[
https://issues.apache.org/jira/browse/HDFS-16912?page=com.atlassian.jira.plugin.system.issuetabpanels:comment-tabpanel&focusedCommentId=17686278#comment-17686278
]
jiangchunyang commented on HDFS-16912:
--------------------------------------
[~ayushtkn] Thanks for your comment.And thanks for your suggestion.
The throwing timing of this exception is exactly after the last block
submission, and the time is exactly 2023-02-09 10:00:23. The error reporting
and retrying can be seen in the last code block of the description. That is,
the exception thrown by the program after the last retry failed.
{code:java}
2023-02-09 10:00:10,638 INFO hdfs.StateChange
(FSDirWriteFileOp.java:logAllocatedBlock(802)) - BLOCK* allocate
blk_1092451654_18751000, replicas=10.146.144.69:1019, 10.146.80.45:1019 for
/user/hive/warehouse/dc_orig.db/o_dc_http_topic_metric/_flume_parquet_insert_staging/bdyun-suzhou-tw04a0032.su.baidu.internal_1675908007110_628122711
2023-02-09 10:00:11,072 INFO namenode.FSNamesystem
(FSNamesystem.java:checkBlocksComplete(3151)) - BLOCK* blk_1092451654_18751000
is COMMITTED but not COMPLETE(numNodes= 0 < minimum = 1) in file
/user/hive/warehouse/dc_orig.db/o_dc_http_topic_metric/_flume_parquet_insert_staging/bdyun-suzhou-tw04a0032.su.baidu.internal_1675908007110_628122711
2023-02-09 10:00:11,474 INFO namenode.FSNamesystem
(FSNamesystem.java:checkBlocksComplete(3151)) - BLOCK* blk_1092451654_18751000
is COMMITTED but not COMPLETE(numNodes= 0 < minimum = 1) in file
/user/hive/warehouse/dc_orig.db/o_dc_http_topic_metric/_flume_parquet_insert_staging/bdyun-suzhou-tw04a0032.su.baidu.internal_1675908007110_628122711
2023-02-09 10:00:12,285 INFO namenode.FSNamesystem
(FSNamesystem.java:checkBlocksComplete(3151)) - BLOCK* blk_1092451654_18751000
is COMMITTED but not COMPLETE(numNodes= 0 < minimum = 1) in file
/user/hive/warehouse/dc_orig.db/o_dc_http_topic_metric/_flume_parquet_insert_staging/bdyun-suzhou-tw04a0032.su.baidu.internal_1675908007110_628122711
2023-02-09 10:00:13,887 INFO namenode.FSNamesystem
(FSNamesystem.java:checkBlocksComplete(3151)) - BLOCK* blk_1092451654_18751000
is COMMITTED but not COMPLETE(numNodes= 0 < minimum = 1) in file
/user/hive/warehouse/dc_orig.db/o_dc_http_topic_metric/_flume_parquet_insert_staging/bdyun-suzhou-tw04a0032.su.baidu.internal_1675908007110_628122711
2023-02-09 10:00:17,089 INFO namenode.FSNamesystem
(FSNamesystem.java:checkBlocksComplete(3151)) - BLOCK* blk_1092451654_18751000
is COMMITTED but not COMPLETE(numNodes= 0 < minimum = 1) in file
/user/hive/warehouse/dc_orig.db/o_dc_http_topic_metric/_flume_parquet_insert_staging/bdyun-suzhou-tw04a0032.su.baidu.internal_1675908007110_628122711
2023-02-09 10:00:23,490 INFO namenode.FSNamesystem
(FSNamesystem.java:checkBlocksComplete(3151)) - BLOCK* blk_1092451654_18751000
is COMMITTED but not COMPLETE(numNodes= 0 < minimum = 1) in file
/user/hive/warehouse/dc_orig.db/o_dc_http_topic_metric/_flume_parquet_insert_staging/bdyun-suzhou-tw04a0032.su.baidu.internal_1675908007110_628122711{code}
!image-2023-02-09-16-36-42-818.png!
We currently have a total of 10 dn nodes for storage, and we will expand the
capacity later.

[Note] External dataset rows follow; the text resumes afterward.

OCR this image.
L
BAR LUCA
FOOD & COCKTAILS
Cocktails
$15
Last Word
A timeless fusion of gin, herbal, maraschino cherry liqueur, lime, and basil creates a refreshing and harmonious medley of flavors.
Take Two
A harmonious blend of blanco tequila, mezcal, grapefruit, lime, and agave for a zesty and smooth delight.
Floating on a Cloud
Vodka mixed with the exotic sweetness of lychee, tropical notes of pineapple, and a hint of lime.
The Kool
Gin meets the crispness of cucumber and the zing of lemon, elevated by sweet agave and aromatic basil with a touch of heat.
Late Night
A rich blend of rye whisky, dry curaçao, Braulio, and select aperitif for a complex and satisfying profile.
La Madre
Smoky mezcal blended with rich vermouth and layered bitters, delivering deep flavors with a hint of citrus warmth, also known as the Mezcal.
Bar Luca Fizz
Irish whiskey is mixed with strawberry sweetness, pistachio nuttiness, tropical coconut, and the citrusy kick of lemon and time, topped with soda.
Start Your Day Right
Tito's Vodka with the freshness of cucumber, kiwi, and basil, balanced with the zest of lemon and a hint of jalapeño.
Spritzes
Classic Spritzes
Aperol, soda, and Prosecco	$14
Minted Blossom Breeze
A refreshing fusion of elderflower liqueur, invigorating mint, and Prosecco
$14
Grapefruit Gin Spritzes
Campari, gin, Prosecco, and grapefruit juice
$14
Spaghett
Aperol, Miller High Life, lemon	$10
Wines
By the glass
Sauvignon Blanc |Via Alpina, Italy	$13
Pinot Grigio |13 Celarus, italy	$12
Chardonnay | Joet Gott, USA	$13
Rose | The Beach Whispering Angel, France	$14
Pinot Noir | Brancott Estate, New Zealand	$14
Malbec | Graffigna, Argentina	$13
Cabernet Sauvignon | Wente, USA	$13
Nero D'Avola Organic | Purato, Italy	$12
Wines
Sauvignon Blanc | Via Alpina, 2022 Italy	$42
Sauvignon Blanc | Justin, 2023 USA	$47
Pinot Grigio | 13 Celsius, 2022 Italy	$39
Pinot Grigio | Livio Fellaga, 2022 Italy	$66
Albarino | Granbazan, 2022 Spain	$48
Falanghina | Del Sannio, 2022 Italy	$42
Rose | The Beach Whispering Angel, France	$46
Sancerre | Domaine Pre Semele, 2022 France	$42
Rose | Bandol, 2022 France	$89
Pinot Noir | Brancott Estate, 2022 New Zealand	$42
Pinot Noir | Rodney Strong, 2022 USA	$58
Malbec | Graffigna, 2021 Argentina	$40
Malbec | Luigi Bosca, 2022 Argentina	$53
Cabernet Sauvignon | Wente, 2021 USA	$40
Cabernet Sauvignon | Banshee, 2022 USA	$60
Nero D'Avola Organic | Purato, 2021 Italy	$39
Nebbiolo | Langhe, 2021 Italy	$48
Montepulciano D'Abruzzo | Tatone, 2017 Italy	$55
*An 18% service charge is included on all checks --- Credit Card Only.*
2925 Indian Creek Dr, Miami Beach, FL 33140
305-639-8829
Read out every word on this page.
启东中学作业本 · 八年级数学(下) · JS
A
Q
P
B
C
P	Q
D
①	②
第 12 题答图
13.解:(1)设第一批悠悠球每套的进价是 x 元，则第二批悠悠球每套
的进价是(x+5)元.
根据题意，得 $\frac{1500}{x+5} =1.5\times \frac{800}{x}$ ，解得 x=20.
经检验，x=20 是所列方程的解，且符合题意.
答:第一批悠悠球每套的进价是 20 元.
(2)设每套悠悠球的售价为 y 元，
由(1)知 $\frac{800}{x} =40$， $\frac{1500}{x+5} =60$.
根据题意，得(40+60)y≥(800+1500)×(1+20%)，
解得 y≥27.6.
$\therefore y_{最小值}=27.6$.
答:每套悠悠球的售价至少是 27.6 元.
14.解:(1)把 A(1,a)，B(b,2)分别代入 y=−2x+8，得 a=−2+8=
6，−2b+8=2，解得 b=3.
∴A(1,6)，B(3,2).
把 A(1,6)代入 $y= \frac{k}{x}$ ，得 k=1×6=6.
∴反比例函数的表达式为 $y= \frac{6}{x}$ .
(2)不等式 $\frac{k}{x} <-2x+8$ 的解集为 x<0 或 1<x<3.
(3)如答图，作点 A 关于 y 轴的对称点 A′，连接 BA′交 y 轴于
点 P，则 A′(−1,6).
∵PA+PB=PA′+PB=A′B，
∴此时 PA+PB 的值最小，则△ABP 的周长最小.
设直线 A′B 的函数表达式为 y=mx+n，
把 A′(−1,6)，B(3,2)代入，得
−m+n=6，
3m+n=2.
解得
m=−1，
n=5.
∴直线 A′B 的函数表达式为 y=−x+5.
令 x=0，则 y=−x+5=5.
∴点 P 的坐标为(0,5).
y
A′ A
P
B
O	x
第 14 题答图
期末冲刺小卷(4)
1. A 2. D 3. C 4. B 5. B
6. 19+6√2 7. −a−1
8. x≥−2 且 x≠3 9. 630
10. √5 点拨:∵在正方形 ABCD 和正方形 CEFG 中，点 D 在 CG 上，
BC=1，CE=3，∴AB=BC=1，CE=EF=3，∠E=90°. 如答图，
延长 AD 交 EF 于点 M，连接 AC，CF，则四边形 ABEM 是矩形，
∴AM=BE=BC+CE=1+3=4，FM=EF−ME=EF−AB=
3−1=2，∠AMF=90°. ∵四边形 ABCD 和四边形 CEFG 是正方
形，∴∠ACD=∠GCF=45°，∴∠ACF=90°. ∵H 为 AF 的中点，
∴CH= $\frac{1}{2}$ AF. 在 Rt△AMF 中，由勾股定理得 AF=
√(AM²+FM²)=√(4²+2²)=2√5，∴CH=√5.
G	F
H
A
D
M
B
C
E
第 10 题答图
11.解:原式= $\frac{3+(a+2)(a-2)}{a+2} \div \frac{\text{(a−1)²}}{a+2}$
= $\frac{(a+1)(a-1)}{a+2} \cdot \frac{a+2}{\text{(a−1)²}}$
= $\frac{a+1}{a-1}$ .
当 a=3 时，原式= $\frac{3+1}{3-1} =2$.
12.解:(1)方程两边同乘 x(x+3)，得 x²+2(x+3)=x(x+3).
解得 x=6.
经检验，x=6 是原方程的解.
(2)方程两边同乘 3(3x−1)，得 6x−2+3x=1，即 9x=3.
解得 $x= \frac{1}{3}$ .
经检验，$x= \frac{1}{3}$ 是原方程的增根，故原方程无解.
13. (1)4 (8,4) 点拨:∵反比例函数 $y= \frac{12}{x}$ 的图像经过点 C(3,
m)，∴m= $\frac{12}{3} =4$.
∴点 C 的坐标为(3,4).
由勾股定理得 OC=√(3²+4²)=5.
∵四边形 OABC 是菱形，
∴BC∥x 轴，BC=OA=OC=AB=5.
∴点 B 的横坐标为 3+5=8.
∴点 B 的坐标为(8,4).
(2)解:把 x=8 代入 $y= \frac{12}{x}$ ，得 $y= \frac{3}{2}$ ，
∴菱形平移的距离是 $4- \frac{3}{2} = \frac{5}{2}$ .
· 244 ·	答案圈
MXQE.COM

But this error is not on one node, but basically all nodes will
exist. Because basically every task will have such problems. And the frequency
of occurrence is increasing
And it is not sure whether it is caused by too many small files. There are
indeed a lot of files in the cluster.
The current number of files in ns1: about 880w
The number of files in ns2: about 322w.
This error will report the same error on our two ns. This exception ns1hdfs is
really confusing. See the code is thrown from the method of
SecurityUtil.buildTokenService: throw new IllegalArgumentException(
new UnknownHostException(addr. getHostName())
);
> Block is COMMITTED but not COMPLETE(numNodes= 0 < minimum = 1)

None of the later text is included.